A Turing machine, you may recall, works on tape with a fixed-size alphabet. To make things a bit simpler, we'll assume that it's binary; each tape cell can contain either a 0, 1, or empty. The size of the input of the Travelling Salesman Problem is not the number of vertices or edges in the graph. It is the number of bits sitting on the tape.
There are lots of ways to represent number between 1 and N. However if the numbers are equally likely, you can't do any better than log N bits. Casey objected to the binary search approach of finding the minimum cost by noting that you could simply scale up all of the edge weights, say, by converting each weight n to 2^(2^n). However, the size of the problem would then be bigger, because you would need to use more bits to represent each weight; around 2^n bits each, in fact. The algorithm still takes polynomial time in the size of the problem!
Of course, if you convert n to 2^(2^n), the numbers that you get aren't equally likely.
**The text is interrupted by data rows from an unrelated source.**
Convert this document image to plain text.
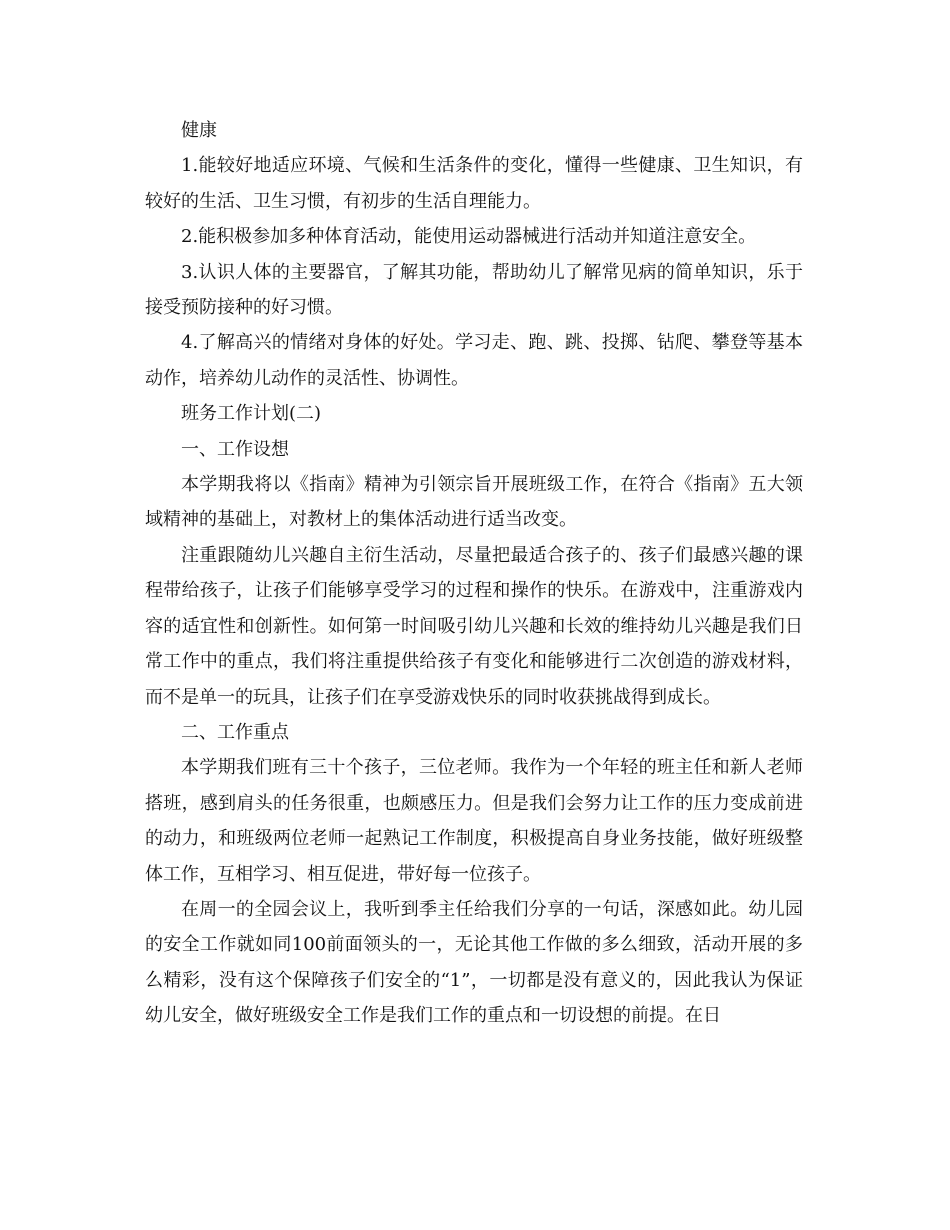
健康

1.能较好地适应环境、气候和生活条件的变化，懂得一些健康、卫生知识，有较好的生活、卫生习惯，有初步的生活自理能力。

2.能积极参加多种体育活动，能使用运动器械进行活动并知道注意安全。

3.认识人体的主要器官，了解其功能，帮助幼儿了解常见病的简单知识，乐于接受预防接种的好习惯。

4.了解高兴的情绪对身体的好处。学习走、跑、跳、投掷、钻爬、攀登等基本动作，培养幼儿动作的灵活性、协调性。

班务工作计划(二)

一、工作设想

本学期我将以《指南》精神为引领宗旨开展班级工作，在符合《指南》五大领域精神的基础上，对教材上的集体活动进行适当改变。

注重跟随幼儿兴趣自主衍生活动，尽量把最适合孩子的、孩子们最感兴趣的课程带给孩子，让孩子们能够享受学习的过程和操作的快乐。在游戏中，注重游戏内容的适宜性和创新性。如何第一时间吸引幼儿兴趣和长效的维持幼儿兴趣是我们日常工作中的重点，我们将注重提供给孩子有变化和能够进行二次创造的游戏材料，而不是单一的玩具，让孩子们在享受游戏快乐的同时收获挑战得到成长。

二、工作重点

本学期我们班有三十个孩子，三位老师。我作为一个年轻的班主任和新人老师搭班，感到肩头的任务很重，也颇感压力。但是我们会努力让工作的压力变成前进的动力，和班级两位老师一起熟记工作制度，积极提高自身业务技能，做好班级整体工作，互相学习、相互促进，带好每一位孩子。

在周一的全园会议上，我听到季主任给我们分享的一句话，深感如此。幼儿园的安全工作就如同100前面领头的一，无论其他工作做的多么细致，活动开展的多么精彩，没有这个保障孩子们安全的“1”，一切都是没有意义的，因此我认为保证幼儿安全，做好班级安全工作是我们工作的重点和一切设想的前提。在日
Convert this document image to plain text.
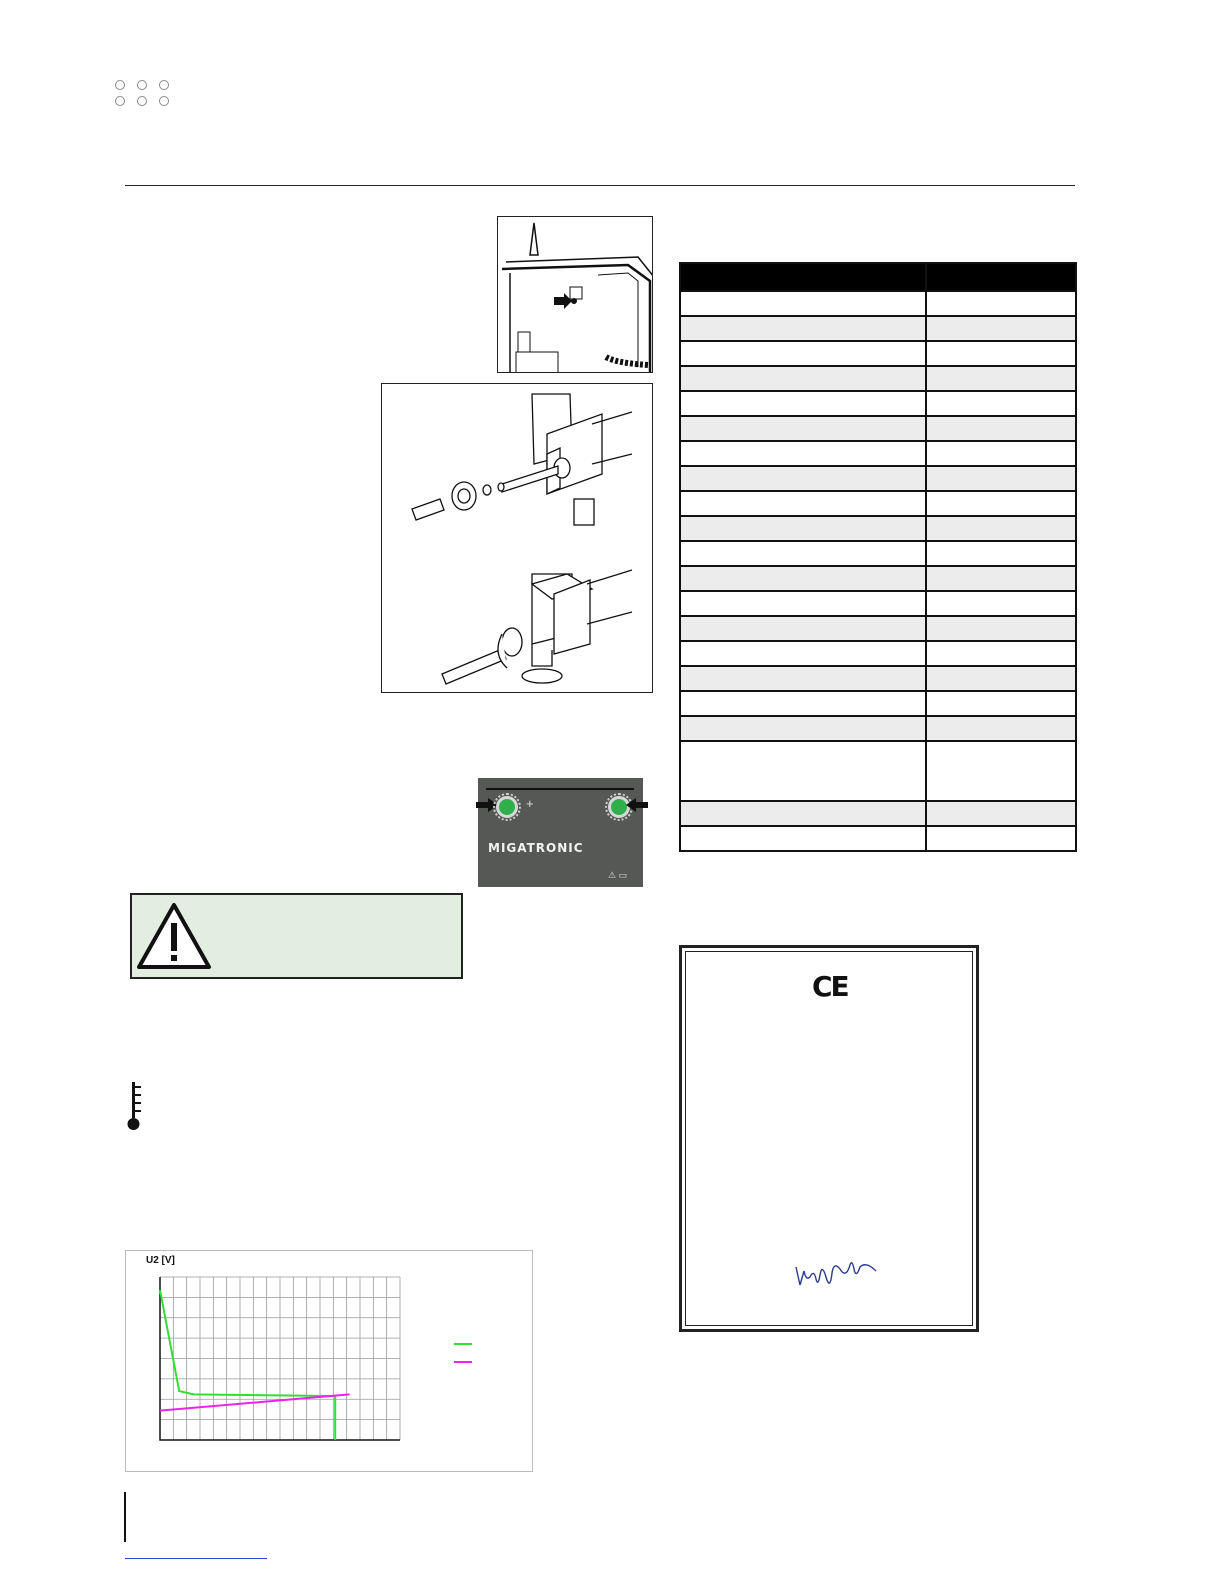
+
MIGATRONIC
⚠ ▭
CE
U2 [V]
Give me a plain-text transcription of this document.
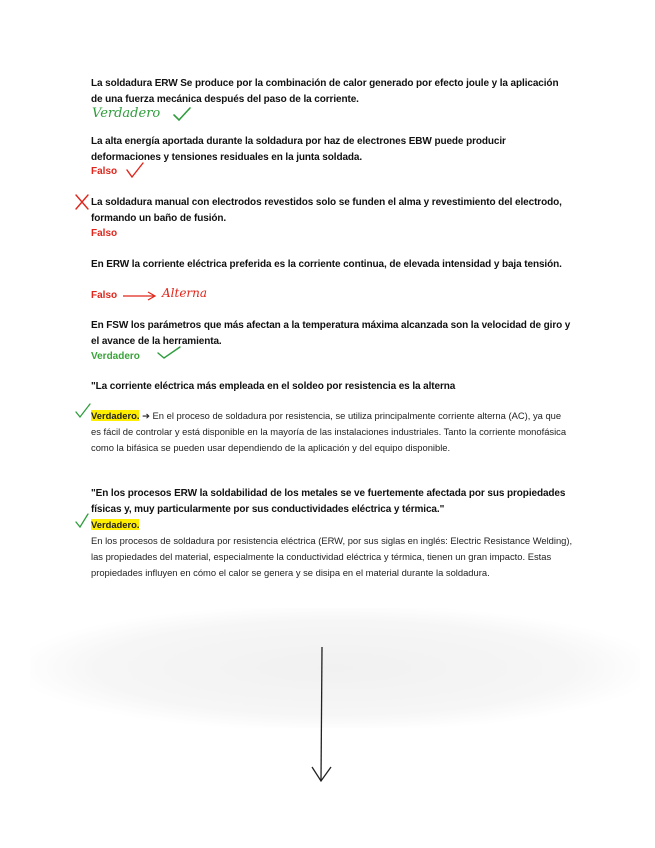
La soldadura ERW Se produce por la combinación de calor generado por efecto joule y la aplicación de una fuerza mecánica después del paso de la corriente.
Verdadero
La alta energía aportada durante la soldadura por haz de electrones EBW puede producir deformaciones y tensiones residuales en la junta soldada.
Falso
La soldadura manual con electrodos revestidos solo se funden el alma y revestimiento del electrodo, formando un baño de fusión.
Falso
En ERW la corriente eléctrica preferida es la corriente continua, de elevada intensidad y baja tensión.
Falso	Alterna
En FSW los parámetros que más afectan a la temperatura máxima alcanzada son la velocidad de giro y el avance de la herramienta.
Verdadero
"La corriente eléctrica más empleada en el soldeo por resistencia es la alterna
Verdadero. ➔ En el proceso de soldadura por resistencia, se utiliza principalmente corriente alterna (AC), ya que es fácil de controlar y está disponible en la mayoría de las instalaciones industriales. Tanto la corriente monofásica como la bifásica se pueden usar dependiendo de la aplicación y del equipo disponible.
"En los procesos ERW la soldabilidad de los metales se ve fuertemente afectada por sus propiedades físicas y, muy particularmente por sus conductividades eléctrica y térmica."
Verdadero.
En los procesos de soldadura por resistencia eléctrica (ERW, por sus siglas en inglés: Electric Resistance Welding), las propiedades del material, especialmente la conductividad eléctrica y térmica, tienen un gran impacto. Estas propiedades influyen en cómo el calor se genera y se disipa en el material durante la soldadura.
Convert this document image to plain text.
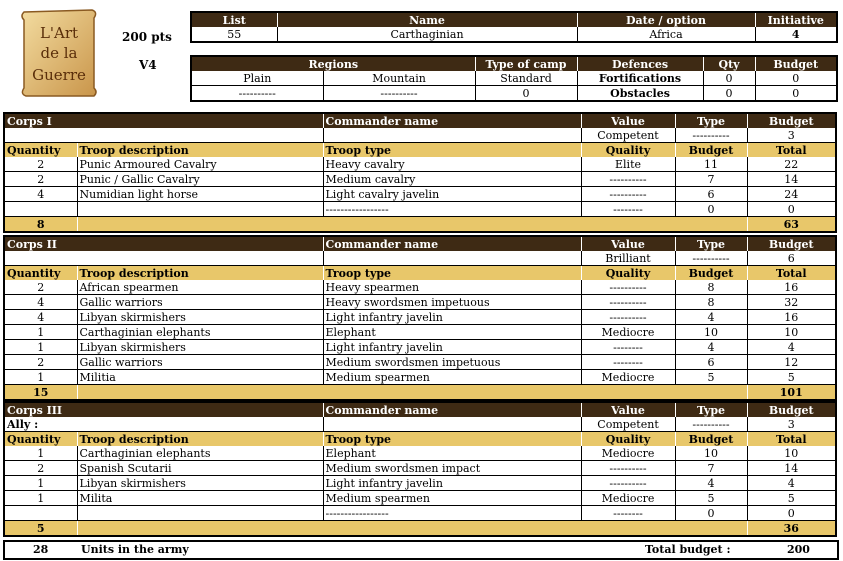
L'Art
de la
Guerre
200 pts
V4
List	Name	Date / option	Initiative
55	Carthaginian	Africa	4
Regions		Type of camp	Defences	Qty	Budget
Plain	Mountain	Standard	Fortifications	0	0
----------	----------	0	Obstacles	0	0
Corps I		Commander name	Value	Type	Budget
			Competent	----------	3
Quantity	Troop description	Troop type	Quality	Budget	Total
2	Punic Armoured Cavalry	Heavy cavalry	Elite	11	22
2	Punic / Gallic Cavalry	Medium cavalry	----------	7	14
4	Numidian light horse	Light cavalry javelin	----------	6	24
		-----------------	--------	0	0
8					63
Corps II		Commander name	Value	Type	Budget
			Brilliant	----------	6
Quantity	Troop description	Troop type	Quality	Budget	Total
2	African spearmen	Heavy spearmen	----------	8	16
4	Gallic warriors	Heavy swordsmen impetuous	----------	8	32
4	Libyan skirmishers	Light infantry javelin	----------	4	16
1	Carthaginian elephants	Elephant	Mediocre	10	10
1	Libyan skirmishers	Light infantry javelin	--------	4	4
2	Gallic warriors	Medium swordsmen impetuous	--------	6	12
1	Militia	Medium spearmen	Mediocre	5	5
15					101
Corps III		Commander name	Value	Type	Budget
Ally :			Competent	----------	3
Quantity	Troop description	Troop type	Quality	Budget	Total
1	Carthaginian elephants	Elephant	Mediocre	10	10
2	Spanish Scutarii	Medium swordsmen impact	----------	7	14
1	Libyan skirmishers	Light infantry javelin	----------	4	4
1	Milita	Medium spearmen	Mediocre	5	5
		-----------------	--------	0	0
5					36
28	Units in the army	Total budget :	200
You can presumably compress the input before feeding it to the algorithm. But if the algorithm understands the compression scheme, then it also understands that not all weights are equally likely, and can use this information to make the search more efficient.
This particular misconception usually comes up first in the context of prime factoring. Every CS theory student goes through a phase where they think it's easy to factor a number in polynomial time. After all, if you have a number N, you only need to test N factors (or, even better, the square root of N), and each test is just a long division, which takes... I don't know, N^2 or N^3 time, certainly polynomial.
The problem with this line of reasoning is that the "size of the input" isn't N, it's log N. Only an idiot (or someone with a specific compression problem!) stores the number N using N bits. Yeah, this prime factoring algorithm is polynomial in N, but it's exponential in the size of the input.